Related Causes: Genetic; Folic acid deficiency; steroid, exposure to TORCH.

Common problems:

  • feeding difficulty

  • infections - upper respiratory and ear

  • speech defect (cleft palate)

  • dental defect (nasal twang)

  • altered normal body image

  • respiratory distress

Treatment: Surgery

  1. Cleft Lip: CHEILOPLASTY

  2. Cleft palate: PALATOPLASTY - done before speech development.

Preoperative care:

  • proper positioning especially during and after feeding - upright positioned

  • burp or bubble the newborn more often

  • feed the baby with the use cross cut large holed nipple or Breck feeder technique

  • observe for signs of complication: Otitis Media

  • For dental defects: Orthodontic exercise and surgery

  • speech therapy

Postoperative care:

  • Proper positioning: CL- supine or side lying; CP: prone

  • Apply elbow restraint and release every 2 hours

  • Give feeding with rubber tipped medicine dropper for cleft lip and paper cups and soup spoons for cleft palate

  • Cleanse the wound with hydrogen peroxide

  • Give post operative medications which include analgesic and antibiotic

  • Avoid sucking, suctioning, blowing, pointed and sharp objects (spoon, fork, and straw)

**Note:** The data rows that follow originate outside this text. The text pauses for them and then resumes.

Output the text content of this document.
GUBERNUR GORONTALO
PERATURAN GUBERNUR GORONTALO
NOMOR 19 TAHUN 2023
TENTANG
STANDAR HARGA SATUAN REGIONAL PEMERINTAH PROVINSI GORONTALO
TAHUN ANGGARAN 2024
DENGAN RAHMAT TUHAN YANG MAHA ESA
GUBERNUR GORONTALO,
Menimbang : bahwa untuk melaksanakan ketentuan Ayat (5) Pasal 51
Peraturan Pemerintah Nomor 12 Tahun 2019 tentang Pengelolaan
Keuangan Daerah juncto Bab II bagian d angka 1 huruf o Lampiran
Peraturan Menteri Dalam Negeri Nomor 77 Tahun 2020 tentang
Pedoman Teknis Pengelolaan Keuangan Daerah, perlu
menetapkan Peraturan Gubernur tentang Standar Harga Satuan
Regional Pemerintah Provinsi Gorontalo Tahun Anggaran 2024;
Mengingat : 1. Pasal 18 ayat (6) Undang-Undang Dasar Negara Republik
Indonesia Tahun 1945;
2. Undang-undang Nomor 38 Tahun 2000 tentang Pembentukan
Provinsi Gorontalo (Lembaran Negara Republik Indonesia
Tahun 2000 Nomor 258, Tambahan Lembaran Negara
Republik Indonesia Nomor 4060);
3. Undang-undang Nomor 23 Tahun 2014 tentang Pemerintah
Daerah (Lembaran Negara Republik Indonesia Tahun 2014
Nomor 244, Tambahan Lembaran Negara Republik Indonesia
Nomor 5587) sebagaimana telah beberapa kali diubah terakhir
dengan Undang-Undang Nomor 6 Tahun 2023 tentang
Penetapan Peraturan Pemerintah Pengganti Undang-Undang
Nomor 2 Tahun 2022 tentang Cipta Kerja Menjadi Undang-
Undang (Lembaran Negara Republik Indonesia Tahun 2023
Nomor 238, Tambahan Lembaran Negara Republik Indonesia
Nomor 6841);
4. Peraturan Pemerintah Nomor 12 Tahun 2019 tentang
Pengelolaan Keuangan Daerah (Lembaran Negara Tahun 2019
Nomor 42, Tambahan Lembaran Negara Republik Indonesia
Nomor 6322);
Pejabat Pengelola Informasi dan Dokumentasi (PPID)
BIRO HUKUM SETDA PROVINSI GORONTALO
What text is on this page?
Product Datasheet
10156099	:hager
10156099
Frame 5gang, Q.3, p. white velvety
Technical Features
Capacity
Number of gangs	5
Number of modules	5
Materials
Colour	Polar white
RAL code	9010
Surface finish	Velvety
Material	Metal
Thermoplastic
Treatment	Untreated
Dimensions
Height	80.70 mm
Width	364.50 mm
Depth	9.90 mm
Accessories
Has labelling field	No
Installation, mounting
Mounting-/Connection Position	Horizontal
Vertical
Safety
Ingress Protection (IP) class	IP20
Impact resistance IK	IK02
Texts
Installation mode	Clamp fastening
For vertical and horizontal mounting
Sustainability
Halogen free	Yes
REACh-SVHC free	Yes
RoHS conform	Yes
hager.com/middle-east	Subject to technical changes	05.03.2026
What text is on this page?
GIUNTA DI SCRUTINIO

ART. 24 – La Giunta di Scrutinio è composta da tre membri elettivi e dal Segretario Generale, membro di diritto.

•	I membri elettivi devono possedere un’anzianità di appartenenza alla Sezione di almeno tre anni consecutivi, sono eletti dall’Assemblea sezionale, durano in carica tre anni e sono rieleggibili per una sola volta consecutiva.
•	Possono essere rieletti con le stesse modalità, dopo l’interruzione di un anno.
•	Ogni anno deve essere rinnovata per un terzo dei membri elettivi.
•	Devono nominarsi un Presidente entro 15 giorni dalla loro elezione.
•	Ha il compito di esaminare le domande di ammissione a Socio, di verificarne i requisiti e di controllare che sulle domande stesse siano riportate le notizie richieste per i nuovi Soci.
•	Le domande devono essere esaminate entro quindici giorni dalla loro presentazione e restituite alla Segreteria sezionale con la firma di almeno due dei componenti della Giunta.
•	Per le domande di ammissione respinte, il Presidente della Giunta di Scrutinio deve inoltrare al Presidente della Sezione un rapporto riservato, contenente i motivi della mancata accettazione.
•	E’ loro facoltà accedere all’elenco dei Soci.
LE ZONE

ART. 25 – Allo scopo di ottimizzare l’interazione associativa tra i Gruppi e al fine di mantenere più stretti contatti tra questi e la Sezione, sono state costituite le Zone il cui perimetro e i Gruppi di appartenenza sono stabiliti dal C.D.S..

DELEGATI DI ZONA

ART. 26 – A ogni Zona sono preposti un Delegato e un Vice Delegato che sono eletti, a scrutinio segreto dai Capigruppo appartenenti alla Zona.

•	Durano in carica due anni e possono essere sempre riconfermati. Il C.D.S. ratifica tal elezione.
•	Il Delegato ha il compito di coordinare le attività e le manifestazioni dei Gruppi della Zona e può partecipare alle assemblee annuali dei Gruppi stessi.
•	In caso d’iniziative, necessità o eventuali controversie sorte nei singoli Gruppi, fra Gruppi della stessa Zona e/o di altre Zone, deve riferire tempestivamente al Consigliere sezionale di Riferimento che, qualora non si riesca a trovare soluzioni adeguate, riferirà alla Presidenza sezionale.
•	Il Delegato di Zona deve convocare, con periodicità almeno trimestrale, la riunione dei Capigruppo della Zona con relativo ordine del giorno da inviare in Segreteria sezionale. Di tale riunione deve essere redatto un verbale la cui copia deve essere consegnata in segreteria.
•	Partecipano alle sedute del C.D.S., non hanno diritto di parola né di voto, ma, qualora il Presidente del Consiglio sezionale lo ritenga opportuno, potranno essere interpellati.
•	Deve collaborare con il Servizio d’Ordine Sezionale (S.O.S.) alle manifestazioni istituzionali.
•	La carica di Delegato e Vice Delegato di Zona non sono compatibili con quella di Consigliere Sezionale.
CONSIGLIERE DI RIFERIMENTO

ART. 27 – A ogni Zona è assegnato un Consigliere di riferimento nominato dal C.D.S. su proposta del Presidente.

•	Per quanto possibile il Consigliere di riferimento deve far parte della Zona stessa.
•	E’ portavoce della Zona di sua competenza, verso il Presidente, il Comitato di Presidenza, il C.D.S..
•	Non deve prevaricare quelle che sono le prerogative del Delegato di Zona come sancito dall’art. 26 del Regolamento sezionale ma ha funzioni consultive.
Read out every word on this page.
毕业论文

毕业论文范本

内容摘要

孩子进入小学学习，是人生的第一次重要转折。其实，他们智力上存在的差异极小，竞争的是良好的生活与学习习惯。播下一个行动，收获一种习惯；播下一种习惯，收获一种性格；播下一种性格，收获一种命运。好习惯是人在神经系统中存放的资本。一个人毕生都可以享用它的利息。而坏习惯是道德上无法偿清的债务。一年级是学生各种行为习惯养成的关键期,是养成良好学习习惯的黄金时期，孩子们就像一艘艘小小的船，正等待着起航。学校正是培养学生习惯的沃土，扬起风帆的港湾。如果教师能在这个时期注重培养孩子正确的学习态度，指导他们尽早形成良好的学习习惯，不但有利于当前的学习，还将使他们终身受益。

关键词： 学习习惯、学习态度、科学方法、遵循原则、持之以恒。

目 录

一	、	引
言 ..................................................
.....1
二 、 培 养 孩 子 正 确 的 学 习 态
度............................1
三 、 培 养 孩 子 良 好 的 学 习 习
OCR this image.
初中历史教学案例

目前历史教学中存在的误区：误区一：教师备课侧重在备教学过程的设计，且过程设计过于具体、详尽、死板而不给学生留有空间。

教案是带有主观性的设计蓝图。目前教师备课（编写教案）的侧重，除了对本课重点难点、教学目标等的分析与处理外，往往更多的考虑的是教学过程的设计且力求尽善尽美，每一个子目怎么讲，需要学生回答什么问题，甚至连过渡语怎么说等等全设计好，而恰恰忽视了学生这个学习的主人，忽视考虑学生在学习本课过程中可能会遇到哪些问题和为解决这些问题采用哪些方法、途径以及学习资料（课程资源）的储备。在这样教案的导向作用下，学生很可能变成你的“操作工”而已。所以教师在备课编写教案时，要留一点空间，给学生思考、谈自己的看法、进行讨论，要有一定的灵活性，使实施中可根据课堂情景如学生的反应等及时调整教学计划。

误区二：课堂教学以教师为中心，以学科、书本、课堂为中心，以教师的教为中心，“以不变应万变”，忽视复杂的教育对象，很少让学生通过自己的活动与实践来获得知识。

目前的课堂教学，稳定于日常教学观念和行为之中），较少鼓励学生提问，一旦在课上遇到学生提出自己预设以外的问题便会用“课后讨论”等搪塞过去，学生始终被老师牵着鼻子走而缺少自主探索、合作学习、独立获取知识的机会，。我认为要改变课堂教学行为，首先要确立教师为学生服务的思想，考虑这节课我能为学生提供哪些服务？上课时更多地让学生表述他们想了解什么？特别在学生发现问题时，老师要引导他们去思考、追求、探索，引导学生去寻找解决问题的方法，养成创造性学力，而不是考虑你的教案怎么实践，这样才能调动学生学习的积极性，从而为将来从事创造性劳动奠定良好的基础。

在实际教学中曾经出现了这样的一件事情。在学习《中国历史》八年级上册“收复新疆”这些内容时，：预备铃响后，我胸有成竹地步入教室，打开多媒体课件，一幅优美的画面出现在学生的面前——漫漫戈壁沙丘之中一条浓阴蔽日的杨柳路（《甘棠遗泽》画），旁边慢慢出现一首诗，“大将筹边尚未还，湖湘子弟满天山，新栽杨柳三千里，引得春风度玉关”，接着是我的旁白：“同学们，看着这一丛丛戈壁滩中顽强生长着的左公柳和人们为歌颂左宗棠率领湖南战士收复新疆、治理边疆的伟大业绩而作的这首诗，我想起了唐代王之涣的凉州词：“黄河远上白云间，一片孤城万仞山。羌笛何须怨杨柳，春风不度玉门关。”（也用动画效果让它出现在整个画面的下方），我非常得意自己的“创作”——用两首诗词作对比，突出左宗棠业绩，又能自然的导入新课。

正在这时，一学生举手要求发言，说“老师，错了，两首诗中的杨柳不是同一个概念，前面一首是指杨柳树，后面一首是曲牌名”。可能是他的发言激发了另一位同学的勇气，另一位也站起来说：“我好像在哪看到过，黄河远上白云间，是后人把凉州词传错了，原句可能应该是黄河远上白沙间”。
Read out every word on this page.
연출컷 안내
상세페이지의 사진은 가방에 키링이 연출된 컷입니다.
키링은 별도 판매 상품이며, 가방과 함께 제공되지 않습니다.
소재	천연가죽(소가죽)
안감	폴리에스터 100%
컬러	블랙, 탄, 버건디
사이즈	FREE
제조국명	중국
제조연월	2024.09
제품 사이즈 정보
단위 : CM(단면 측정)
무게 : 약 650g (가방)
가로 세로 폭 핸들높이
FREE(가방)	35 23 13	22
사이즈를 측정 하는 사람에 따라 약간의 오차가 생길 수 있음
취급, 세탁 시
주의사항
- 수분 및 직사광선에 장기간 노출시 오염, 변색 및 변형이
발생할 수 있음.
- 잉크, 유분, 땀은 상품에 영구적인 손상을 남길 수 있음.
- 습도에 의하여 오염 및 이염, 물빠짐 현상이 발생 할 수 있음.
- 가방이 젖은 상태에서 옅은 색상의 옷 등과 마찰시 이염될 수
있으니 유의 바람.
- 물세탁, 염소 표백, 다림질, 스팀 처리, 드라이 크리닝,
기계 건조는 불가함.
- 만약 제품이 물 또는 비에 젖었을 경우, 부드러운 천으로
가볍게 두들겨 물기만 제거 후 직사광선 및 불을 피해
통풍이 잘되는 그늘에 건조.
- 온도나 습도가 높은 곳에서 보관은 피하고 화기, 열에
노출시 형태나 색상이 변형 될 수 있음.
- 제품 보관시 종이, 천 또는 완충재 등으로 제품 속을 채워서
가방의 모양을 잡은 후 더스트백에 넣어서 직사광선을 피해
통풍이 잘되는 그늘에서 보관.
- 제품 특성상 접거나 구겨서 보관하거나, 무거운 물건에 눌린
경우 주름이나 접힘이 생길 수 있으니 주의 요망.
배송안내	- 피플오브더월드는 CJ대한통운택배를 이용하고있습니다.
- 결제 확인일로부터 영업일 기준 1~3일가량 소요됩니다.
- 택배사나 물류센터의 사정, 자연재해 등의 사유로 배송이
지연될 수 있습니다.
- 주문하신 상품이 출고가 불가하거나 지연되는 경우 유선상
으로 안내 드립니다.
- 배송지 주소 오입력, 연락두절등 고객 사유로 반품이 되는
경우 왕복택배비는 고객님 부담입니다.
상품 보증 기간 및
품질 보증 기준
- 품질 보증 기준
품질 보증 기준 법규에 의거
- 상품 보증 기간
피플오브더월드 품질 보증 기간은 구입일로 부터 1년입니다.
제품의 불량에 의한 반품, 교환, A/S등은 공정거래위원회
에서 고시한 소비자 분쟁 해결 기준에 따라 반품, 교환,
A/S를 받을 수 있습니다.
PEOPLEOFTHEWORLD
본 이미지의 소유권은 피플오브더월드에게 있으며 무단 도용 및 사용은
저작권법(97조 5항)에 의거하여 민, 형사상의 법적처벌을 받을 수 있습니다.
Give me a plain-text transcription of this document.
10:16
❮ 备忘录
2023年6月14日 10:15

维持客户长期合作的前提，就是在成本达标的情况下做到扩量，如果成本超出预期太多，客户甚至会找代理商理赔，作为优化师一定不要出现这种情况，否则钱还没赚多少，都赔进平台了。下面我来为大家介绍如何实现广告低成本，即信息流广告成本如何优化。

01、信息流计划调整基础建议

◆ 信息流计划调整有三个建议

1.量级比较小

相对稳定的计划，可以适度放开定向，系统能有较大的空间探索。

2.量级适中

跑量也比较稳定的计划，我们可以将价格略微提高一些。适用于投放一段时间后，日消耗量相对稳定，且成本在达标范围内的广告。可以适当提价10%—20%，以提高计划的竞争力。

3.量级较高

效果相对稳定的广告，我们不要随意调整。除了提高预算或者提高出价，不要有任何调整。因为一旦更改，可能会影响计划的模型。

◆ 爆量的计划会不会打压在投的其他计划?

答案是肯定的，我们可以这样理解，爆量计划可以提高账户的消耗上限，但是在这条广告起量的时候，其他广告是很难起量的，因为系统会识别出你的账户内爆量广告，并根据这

  • Make sure baby does not suck the LOGAN’S BAR OR BOW

Feeding an Infant with a Cleft:

Feeding an infant is important not only in providing nourishment, it also provides an intimacy and closeness for both the parent and the child. Infants with a cleft lip seldom have problems either by bottle or breast.

In babies with clefts of the hard palate, the opening in the roof of the mouth often causes difficulty in creating adequate pressure on the nipple, thus creating an inability to suck well enough to get adequate nourishment. Feeding the infant takes patience and practice.

During my school days, we recommended the use of soft squeezable plastic bottle like Mead Johnson with an orthodontic nipple such as Nuk. You can increase the flow by gently squeezing or putting pressure on the bottle. It is important to feed the infant before he/she becomes too hungry. Position the infant in an upright position with the head tilted back slightly. This position allows the milk to flow down into the throat and less into the nose. Infants with clefts do swallow more air and need to be burped frequently. At first, it may take extra time, but this will steadily decrease. Feeding time of the newborn varies from 20-30 minutes. When feeding takes longer than 45 minutes, the infant may be burning up calories necessary to gain weight.

Breast feeding the newborn with a cleft palate is often unsuccessful. Generally the infant cannot produce enough negative pressure to obtain ample breast milk to provide adequate nourishment. Using a breast pump to extract the milk and feeding the infant breast milk from squeezable bottle is recommended.